With this atmosphere, you can imagine the reception NASA whistleblowers meet when they go to the IG for help. One whistleblower, a NASA research pilot, refused to fly what he believed was an unsafe aircraft, and was then was reassigned and grounded in apparent retaliation. He reported his experience to the IG, only to be met with inaction. Others found the same lack of action, or were simply forwarded without investigation by the IG to the Office of Special Counsel to be sentenced to a bureaucratic black hole.2 As nearly half of the NASA IG staff left or were removed from the office, some of them came forward to Senator Nelson and the PCIE revealing the deeply troubled inner workings of their office, and alleging that Mr. Cobb was turning a blind eye to their concerns. Senator Nelson should be congratulated for stepping in to assist these insiders.
So what should be done? The record reflects Mr. Cobb's overriding sense of loyalty to NASA's image above a sense of duty to the public and Congress. POGO agrees with Chairmen Nelson and Miller, as well as with the President’s Council on Integrity and Efficiency (PCIE), that Inspector General Cobb has clearly demonstrated an appearance of a lack of independence from NASA. It is because of this behavior that I believe Mr. Cobb is unable to fulfill his role as an Inspector General.

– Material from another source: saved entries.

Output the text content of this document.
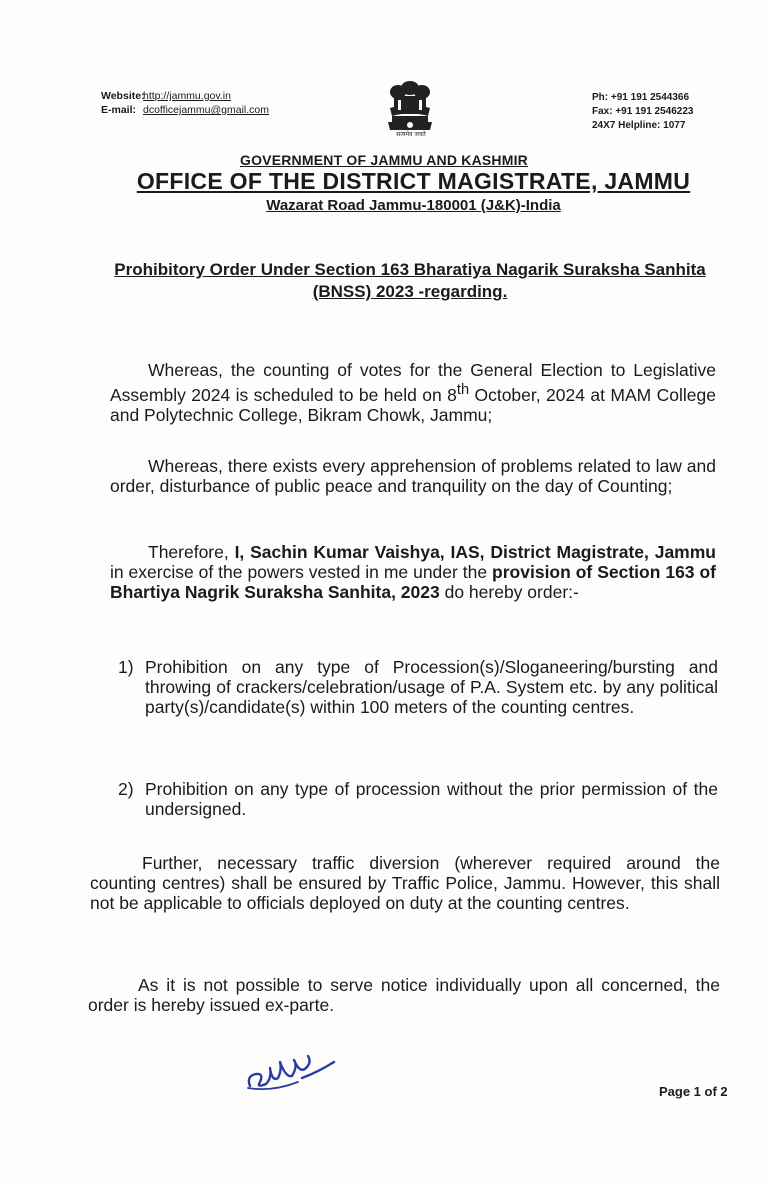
Website:
http://jammu.gov.in
E-mail: dcofficejammu@gmail.com
सत्यमेव जयते
Ph: +91 191 2544366
Fax: +91 191 2546223
24X7 Helpline: 1077
GOVERNMENT OF JAMMU AND KASHMIR
OFFICE OF THE DISTRICT MAGISTRATE, JAMMU
Wazarat Road Jammu-180001 (J&K)-India
Prohibitory Order Under Section 163 Bharatiya Nagarik Suraksha Sanhita (BNSS) 2023 -regarding.
Whereas, the counting of votes for the General Election to Legislative Assembly 2024 is scheduled to be held on 8th October, 2024 at MAM College and Polytechnic College, Bikram Chowk, Jammu;
Whereas, there exists every apprehension of problems related to law and order, disturbance of public peace and tranquility on the day of Counting;
Therefore, I, Sachin Kumar Vaishya, IAS, District Magistrate, Jammu in exercise of the powers vested in me under the provision of Section 163 of Bhartiya Nagrik Suraksha Sanhita, 2023 do hereby order:-
1) Prohibition on any type of Procession(s)/Sloganeering/bursting and throwing of crackers/celebration/usage of P.A. System etc. by any political party(s)/candidate(s) within 100 meters of the counting centres.
2) Prohibition on any type of procession without the prior permission of the undersigned.
Further, necessary traffic diversion (wherever required around the counting centres) shall be ensured by Traffic Police, Jammu. However, this shall not be applicable to officials deployed on duty at the counting centres.
As it is not possible to serve notice individually upon all concerned, the order is hereby issued ex-parte.
Page 1 of 2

An opportunity will be missed, however, if Congress does not look at this case in the broader context. During the Reagan Administration, a small group of IGs from the PCIE recruited and screened IG nominees. They then supplied lists of candidates from which the White House could select. This peer review was an important way to ensure that unqualified or partisan people were not placed in the role of IG. The Congress should consider recreating that model. Ultimately, however, it is essential that the Congress play a more active role in overseeing the IGs.
POGO is beginning an investigation into the IG system to determine if there are other ways to ensure those important offices can meet their mission. We look forward to providing you with our findings when our investigation is completed.
1. One of the cases Mr. Cobb disputes involves the hacking of sensitive computer data regarding NASA rocket engines, know as the ITAR case. It is worth noting that, whether or not he was required to report to the State Department in the ITAR case, numerous IG staff stated he aggressively undermined the issuance of a report on it. Their impression was that Mr. Cobb did not want to embarrass NASA. As a point of comparison, the Department of Energy’s Inspector General has issued numerous reports about cases similar to the NASA computer hacking case.
2. While it may be appropriate to refer a whistleblower case to the Office of Special Counsel to determine whether a prohibited personnel practice has occurred, it is also necessary for an IG themselves to investigate whether there is a need for corrective action regarding the underlying problem at the agency.